Right.  The parameter for find is called name_pattern to
distinguish it from the additional attrib_pattern pattern in
the overloaded find method in the replica package...  But
yes, they are the same thing.  So, if you want to have the
same parameter name, it should be name_pattern I guess?
OK.
...
...
Further thoughts about URLs and wildcards.
Another take on "why NOT having wildcards in URLs denoting files and 
directories":

1. the reason for having wildcards in the first place is to have something
   with the "look and feel" of POSIX shell wildcards in SAGA calls.

   ==> everything that contradicts this look-and-feel is to be ruled OUT

1.a. this means that all character sequences requiring octet-encoding of
   wildcard characters are OUT.

1.b. this further means that everything that can not be used in a straight
   forward way is "OUT" (meaning: everything that is NOT simple to use)

2. when using URLs we MUST conform to RFC1738

Let's look into RFC1738: (http://www.ietf.org/rfc/rfc1738.txt)

2.2 URL Character Encoding Issues

Unsafe:

Other characters are unsafe ...
These characters are "{", "}", "|", "\", "^", "~",  "[", "]", and "`".

All unsafe characters must always be encoded within a URL. 

Reserved:

The characters ";",
   "/", "?", ":", "@", "=" and "&" are the characters which may be
   reserved for special meaning within a scheme.

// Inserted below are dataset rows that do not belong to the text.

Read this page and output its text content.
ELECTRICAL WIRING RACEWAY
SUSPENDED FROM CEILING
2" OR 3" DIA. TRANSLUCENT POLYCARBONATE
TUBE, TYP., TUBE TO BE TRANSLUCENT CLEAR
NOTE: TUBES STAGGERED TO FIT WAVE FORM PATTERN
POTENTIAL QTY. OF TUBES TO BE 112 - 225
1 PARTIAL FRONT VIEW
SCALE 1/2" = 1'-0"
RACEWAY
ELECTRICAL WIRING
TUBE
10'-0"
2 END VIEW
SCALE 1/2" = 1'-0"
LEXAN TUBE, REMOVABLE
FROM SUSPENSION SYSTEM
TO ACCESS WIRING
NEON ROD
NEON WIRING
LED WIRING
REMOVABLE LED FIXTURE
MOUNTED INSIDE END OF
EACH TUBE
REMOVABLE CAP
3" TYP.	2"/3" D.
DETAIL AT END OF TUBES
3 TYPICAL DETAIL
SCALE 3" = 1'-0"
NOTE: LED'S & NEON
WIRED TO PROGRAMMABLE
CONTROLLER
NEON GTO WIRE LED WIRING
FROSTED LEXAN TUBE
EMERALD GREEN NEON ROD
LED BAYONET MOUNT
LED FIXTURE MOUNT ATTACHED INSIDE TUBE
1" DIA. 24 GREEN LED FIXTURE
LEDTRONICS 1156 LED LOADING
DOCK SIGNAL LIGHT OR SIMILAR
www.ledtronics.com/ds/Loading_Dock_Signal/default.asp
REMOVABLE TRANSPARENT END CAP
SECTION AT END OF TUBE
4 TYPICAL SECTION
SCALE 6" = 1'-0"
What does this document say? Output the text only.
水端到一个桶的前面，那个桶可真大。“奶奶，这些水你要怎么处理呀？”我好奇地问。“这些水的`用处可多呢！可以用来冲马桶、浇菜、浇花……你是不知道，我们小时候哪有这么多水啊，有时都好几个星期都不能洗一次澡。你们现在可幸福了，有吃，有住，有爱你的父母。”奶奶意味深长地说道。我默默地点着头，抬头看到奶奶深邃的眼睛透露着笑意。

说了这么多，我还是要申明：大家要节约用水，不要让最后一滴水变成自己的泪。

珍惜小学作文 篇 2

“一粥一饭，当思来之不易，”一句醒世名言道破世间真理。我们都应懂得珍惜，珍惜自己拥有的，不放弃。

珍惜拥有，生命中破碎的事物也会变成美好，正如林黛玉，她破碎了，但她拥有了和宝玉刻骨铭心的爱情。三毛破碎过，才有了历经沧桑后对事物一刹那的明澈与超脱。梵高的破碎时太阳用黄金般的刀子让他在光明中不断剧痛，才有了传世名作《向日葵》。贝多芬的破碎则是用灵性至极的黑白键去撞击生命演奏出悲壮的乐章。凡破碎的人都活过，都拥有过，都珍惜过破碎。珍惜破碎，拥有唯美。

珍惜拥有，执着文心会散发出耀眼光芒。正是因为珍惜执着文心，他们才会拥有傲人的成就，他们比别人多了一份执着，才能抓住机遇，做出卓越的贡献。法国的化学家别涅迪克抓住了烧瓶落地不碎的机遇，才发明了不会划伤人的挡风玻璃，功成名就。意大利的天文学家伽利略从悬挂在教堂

Thus, only alphanumerics, the special characters "$-_.+!*'(),", and
   reserved characters used for their reserved purposes may be used
   unencoded within a URL.

Let's look into reserved characters per protocol:

FTP:
Within a name or CWD component, the characters "/" and ";" are
   reserved and must be encoded.

HTTP:
Within the <path> and <searchpart> components, "/", ";", "?" are
   reserved.

file:
(no reserved characters mentioned)

aside: the use of the '*' in the NEWS scheme is irrelevant here because
this only applies to NNTP news, NOT to files or directories

Summary: POSIX shell-like wildcards in URLs:
- some characters like [ ] must be encoded
- depending on the protocol, other characters MUST be encoded or not

This means, we can NOT provide wildcards in URLs with an intuitive,
obvious to use (e.g., protocol-independent) way, without violating RFC1738.

We could, however, restrict ourselves to the '*' wildcard only, but this
is a very limited form of wildcards, although freqeuntly used, not really
worth being called "POSIX shell wildcards".
...
Hmm, a mail from me seem to have gone astray?  A while ago
in this thread I wrote:
So, unless my interpretation is wrong, I'd say that '*' is
explicitely allowed as wildcards.
Your interpretation IS wrong (see above, this is ONLY applicable to NNTP)
...
| And here are two other options actually for dealing with
| wildcards:
|
|  - allow only *, not the full blown shell wirldcards
Too limited (see above).
...
|
|  - or use different characters for wildcards, e.g.
|
|    data_[a-z].bin -> data_((a-z)).bin
|    image.?pg      -> image01.#pg
Not just slightly but stringly confusing, no no.
...
B: why the limitation to relative path names?
Idea: keep URLs for absolute, global identifiers. Have strings with POSIX
shell wildcards as local names, relative to the directory the operation is
working on.
...
For C speaks that '*' is, probably, the most commonly used
wildcard - so using that in the standard URL calls would
help a lot.  As for the other wildcards, a detour via expand
does not sound too bad anymore...
It leaves us wild the feelilng of a "hack" while we could also have a clean
solution: URLs without and relative strings with wildcards.

Thilo
-- 
Thilo Kielmann                                 http://www.cs.vu.nl/~kielmann/